US emissions are already down about 20 percent from 2005 levels, although they could increase from that point this year; since oil and gas use may go up as people get vaccinated and feel comfortable traveling again and returning to a semblance of pre-COVID “normal.” Actually achieving the 2030 goals will require a lot of momentum from every sector, including travel. Let’s look at how that impetus is being built here in the US.

As travel and daily commutes pick up again, reaching that 50 percent threshold will be tough but doable — since the lowering cost of solar and wind power and the increasing adoption of electric vehicles will help make each aspect of daily life, including domestic and international travel, more sustainable. Airlines are increasingly turning to biofuels to power their planes, cutting the total emissions of each flight. The potential for a “revisiting” of nuclear power, with new technologies that make it safer and reduce the risk of human-triggered catastrophes, could help to fill in moments of intermittency when solar and wind power can’t be generated, such as night and windless periods. To learn more about this, I highly recommend Bill Gates’ new book, How To Avoid A Climate Disaster.

That momentum of the climate summit got a big push this week as a major union representing coal miners, the United Mine Workers of America, actually endorsed Biden’s green energy policies — with hopes that the federal government will provide ample employment aid and job training to displaced mine workers seeking jobs in renewable energy. Endorsements like this are huge, because they signal that an industry long resistant to the renewable energy transition is acknowledging the need for change, as long as its workers are protected. The union is justified in expecting its members to receive priority assistance and job placements in the energy industry of the future, given that many miners themselves aren’t as willing to endorse the transition for fear of job and income losses.

Lastly, the United States joined forces with Norway and Great Britain on Thursday to provide funding to countries that can prove they are lowering emissions by protecting and conserving tropical rainforests, in an initiative called the LEAF Coalition. The three governments are joined by major global companies pledging additional funding, including Nestle, Unilever, Amazon, and Salesforce.

“The LEAF Coalition is a groundbreaking example of the scale and type of collaboration that is needed to fight the climate crisis and achieve net-zero emissions globally by 2050,” US Global Climate Envoy John Kerry said in a statement. “Bringing together government and private-sector resources is a necessary step in supporting the large-scale efforts that must be mobilized to halt deforestation and begin to restore tropical and subtropical forests.”

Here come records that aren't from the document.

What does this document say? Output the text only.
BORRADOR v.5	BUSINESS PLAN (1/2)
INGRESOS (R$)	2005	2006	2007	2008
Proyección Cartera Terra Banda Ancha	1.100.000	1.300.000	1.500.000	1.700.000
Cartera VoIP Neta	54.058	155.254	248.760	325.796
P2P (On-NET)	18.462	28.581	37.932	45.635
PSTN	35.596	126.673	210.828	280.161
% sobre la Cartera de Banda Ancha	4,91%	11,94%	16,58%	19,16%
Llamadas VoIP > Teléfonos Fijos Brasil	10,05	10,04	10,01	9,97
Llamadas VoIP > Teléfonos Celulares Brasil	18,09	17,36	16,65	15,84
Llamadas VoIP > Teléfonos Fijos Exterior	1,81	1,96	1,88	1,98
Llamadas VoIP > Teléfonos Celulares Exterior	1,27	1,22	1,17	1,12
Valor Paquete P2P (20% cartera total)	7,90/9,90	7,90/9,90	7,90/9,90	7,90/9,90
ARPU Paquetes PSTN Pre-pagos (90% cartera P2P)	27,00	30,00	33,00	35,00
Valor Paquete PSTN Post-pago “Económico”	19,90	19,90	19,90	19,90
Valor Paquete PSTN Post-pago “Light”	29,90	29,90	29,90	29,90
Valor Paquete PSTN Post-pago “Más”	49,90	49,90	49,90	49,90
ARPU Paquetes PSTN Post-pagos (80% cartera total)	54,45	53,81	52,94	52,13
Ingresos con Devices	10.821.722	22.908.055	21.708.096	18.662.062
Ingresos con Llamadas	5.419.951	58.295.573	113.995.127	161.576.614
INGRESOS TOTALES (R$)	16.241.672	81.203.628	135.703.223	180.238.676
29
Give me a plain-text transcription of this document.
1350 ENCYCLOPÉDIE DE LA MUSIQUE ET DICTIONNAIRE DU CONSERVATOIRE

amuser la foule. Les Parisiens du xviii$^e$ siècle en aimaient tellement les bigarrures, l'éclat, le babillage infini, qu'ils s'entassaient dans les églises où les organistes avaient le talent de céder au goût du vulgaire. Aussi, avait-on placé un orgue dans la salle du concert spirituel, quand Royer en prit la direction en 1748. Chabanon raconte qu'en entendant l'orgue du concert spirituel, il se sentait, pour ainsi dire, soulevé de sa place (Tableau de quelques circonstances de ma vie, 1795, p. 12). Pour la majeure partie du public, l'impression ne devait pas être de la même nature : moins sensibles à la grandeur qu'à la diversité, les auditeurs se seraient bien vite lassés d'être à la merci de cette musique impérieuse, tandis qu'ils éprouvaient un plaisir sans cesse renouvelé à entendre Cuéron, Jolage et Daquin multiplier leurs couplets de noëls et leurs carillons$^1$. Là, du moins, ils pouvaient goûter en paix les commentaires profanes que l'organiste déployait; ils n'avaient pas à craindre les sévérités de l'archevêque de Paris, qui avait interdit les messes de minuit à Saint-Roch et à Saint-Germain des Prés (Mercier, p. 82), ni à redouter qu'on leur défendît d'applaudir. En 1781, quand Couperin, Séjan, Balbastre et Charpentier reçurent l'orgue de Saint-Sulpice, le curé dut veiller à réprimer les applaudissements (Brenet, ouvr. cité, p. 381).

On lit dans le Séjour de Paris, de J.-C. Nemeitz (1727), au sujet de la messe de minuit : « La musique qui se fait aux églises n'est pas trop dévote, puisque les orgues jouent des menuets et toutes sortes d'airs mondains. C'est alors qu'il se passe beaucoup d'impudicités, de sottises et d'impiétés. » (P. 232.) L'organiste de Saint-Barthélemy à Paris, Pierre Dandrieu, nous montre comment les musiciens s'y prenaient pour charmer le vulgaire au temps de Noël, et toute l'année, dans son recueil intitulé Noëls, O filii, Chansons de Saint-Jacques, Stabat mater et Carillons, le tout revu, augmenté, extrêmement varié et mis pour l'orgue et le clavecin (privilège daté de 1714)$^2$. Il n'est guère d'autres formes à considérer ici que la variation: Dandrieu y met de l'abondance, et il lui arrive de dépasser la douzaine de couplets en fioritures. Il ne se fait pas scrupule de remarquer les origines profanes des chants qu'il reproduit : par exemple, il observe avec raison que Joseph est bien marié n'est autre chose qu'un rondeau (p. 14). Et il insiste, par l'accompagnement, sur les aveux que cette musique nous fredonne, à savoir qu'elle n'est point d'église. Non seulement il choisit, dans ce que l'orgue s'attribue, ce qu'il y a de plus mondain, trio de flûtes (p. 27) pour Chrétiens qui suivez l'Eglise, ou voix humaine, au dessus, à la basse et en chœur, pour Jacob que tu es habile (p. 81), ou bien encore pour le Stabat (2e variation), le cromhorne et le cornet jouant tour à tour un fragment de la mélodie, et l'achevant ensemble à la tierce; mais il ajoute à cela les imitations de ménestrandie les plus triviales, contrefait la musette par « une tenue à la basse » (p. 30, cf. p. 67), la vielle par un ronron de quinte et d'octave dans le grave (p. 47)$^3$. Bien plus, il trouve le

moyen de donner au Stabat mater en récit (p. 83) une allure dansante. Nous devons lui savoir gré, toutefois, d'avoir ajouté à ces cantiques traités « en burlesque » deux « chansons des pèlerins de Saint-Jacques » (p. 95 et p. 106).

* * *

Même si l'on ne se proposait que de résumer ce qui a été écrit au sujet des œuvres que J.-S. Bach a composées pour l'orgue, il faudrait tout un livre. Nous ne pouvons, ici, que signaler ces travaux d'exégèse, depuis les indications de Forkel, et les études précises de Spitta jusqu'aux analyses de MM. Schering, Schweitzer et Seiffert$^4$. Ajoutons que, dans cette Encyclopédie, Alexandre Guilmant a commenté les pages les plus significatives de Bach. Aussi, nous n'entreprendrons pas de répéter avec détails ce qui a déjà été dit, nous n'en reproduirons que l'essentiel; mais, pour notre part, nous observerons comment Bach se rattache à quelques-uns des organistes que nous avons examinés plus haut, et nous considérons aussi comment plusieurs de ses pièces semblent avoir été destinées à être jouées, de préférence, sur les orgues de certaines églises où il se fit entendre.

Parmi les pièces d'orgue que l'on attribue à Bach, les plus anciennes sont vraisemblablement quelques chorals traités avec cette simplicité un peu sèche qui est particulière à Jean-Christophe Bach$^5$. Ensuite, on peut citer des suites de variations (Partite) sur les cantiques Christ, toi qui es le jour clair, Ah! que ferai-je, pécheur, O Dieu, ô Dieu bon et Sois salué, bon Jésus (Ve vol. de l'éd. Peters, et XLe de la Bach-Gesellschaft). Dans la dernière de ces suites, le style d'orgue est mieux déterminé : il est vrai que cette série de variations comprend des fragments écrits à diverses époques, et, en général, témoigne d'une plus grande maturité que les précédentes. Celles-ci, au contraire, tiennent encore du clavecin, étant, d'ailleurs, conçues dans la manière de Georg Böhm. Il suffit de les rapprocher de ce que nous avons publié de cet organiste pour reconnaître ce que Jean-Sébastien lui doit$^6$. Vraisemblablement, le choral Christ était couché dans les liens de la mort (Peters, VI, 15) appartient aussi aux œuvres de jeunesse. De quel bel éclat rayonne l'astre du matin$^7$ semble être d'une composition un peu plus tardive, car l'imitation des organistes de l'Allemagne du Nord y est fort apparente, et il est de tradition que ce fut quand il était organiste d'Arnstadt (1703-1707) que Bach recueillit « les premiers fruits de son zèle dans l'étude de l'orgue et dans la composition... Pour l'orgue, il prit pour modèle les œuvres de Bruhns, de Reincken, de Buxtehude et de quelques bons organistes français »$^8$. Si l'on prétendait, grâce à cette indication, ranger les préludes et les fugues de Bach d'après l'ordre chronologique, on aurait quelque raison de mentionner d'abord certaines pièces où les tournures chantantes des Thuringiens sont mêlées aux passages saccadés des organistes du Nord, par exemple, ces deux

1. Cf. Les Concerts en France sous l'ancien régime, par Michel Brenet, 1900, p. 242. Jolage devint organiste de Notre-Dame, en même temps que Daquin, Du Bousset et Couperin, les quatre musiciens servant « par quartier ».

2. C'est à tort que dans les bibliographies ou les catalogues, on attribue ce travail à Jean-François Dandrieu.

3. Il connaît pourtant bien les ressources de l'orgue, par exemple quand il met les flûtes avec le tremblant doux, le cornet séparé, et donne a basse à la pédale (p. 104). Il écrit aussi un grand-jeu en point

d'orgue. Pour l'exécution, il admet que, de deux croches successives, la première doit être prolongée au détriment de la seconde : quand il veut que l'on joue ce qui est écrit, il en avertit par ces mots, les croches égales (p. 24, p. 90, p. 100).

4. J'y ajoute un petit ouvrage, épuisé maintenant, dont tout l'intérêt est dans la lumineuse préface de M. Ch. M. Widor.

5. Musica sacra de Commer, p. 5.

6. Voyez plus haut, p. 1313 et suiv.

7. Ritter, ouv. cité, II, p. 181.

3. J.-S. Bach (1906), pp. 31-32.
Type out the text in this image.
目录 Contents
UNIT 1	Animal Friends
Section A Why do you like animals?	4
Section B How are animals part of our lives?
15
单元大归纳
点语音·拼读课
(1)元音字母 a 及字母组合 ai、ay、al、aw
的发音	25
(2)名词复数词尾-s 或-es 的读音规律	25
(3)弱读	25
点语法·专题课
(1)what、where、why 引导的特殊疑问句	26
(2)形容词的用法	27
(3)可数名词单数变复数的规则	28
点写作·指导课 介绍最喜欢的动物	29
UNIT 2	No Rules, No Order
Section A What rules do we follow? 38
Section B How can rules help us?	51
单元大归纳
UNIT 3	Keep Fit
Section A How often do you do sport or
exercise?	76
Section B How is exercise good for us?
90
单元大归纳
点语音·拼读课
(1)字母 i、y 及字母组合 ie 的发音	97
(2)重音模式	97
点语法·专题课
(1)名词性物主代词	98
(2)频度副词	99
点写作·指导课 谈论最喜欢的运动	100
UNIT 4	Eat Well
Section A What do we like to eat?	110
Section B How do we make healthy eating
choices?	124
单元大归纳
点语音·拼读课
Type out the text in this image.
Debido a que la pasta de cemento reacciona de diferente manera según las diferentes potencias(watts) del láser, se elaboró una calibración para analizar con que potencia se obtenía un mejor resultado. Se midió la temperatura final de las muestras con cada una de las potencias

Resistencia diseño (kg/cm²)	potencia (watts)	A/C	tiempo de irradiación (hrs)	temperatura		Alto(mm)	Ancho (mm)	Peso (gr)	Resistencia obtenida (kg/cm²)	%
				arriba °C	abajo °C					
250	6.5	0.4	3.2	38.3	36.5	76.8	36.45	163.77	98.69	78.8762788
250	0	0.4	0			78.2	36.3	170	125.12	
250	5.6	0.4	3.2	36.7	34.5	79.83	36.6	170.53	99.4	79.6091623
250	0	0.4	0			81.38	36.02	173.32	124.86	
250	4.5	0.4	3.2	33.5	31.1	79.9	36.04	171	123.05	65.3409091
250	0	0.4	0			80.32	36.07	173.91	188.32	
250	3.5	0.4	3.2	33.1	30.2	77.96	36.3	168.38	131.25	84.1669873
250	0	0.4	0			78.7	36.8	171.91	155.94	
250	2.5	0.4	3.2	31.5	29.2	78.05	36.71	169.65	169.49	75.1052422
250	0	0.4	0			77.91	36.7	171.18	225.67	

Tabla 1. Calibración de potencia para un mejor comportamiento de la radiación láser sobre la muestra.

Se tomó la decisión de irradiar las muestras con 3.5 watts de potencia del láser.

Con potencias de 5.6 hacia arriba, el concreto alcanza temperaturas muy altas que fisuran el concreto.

More climate wins this week

Cadillac became the latest automaker to make the all-electric commitment, saying this week that all new vehicle models will be electric going forward. The company, whose parent General Motors already has announced a plan to sell only EVs by 2035, will sell through its current models over the next decade and be selling only EVs by 2030, according to a report in Elektrek. Last year, the automaker unveiled its first electric model, the Lyriq, which has a 300-mile range.

Electric-powered safaris have arrived in Kenya, Travel & Leisure reported this week. Some safari tour operators including Opibus now cruise visitors around in electric safari trucks and deploy solar power to run operations, creating a more off-grid experience that better protects the habitat and the wildlife. EVs are also much quieter than traditional safari vehicles, meaning snapping photos without disturbing the animals is that much easier.

Washington state’s House and Senate passed a bill that would phase out gas-powered cars by 2030, five years ahead of the 2035 deadline that a Goldman School of Public Policy study has shown to be a viable end of internal combustion engine vehicle sales. When signed into law, the bill would make Washington the state with the earliest EV transition deadline, The Verge reported.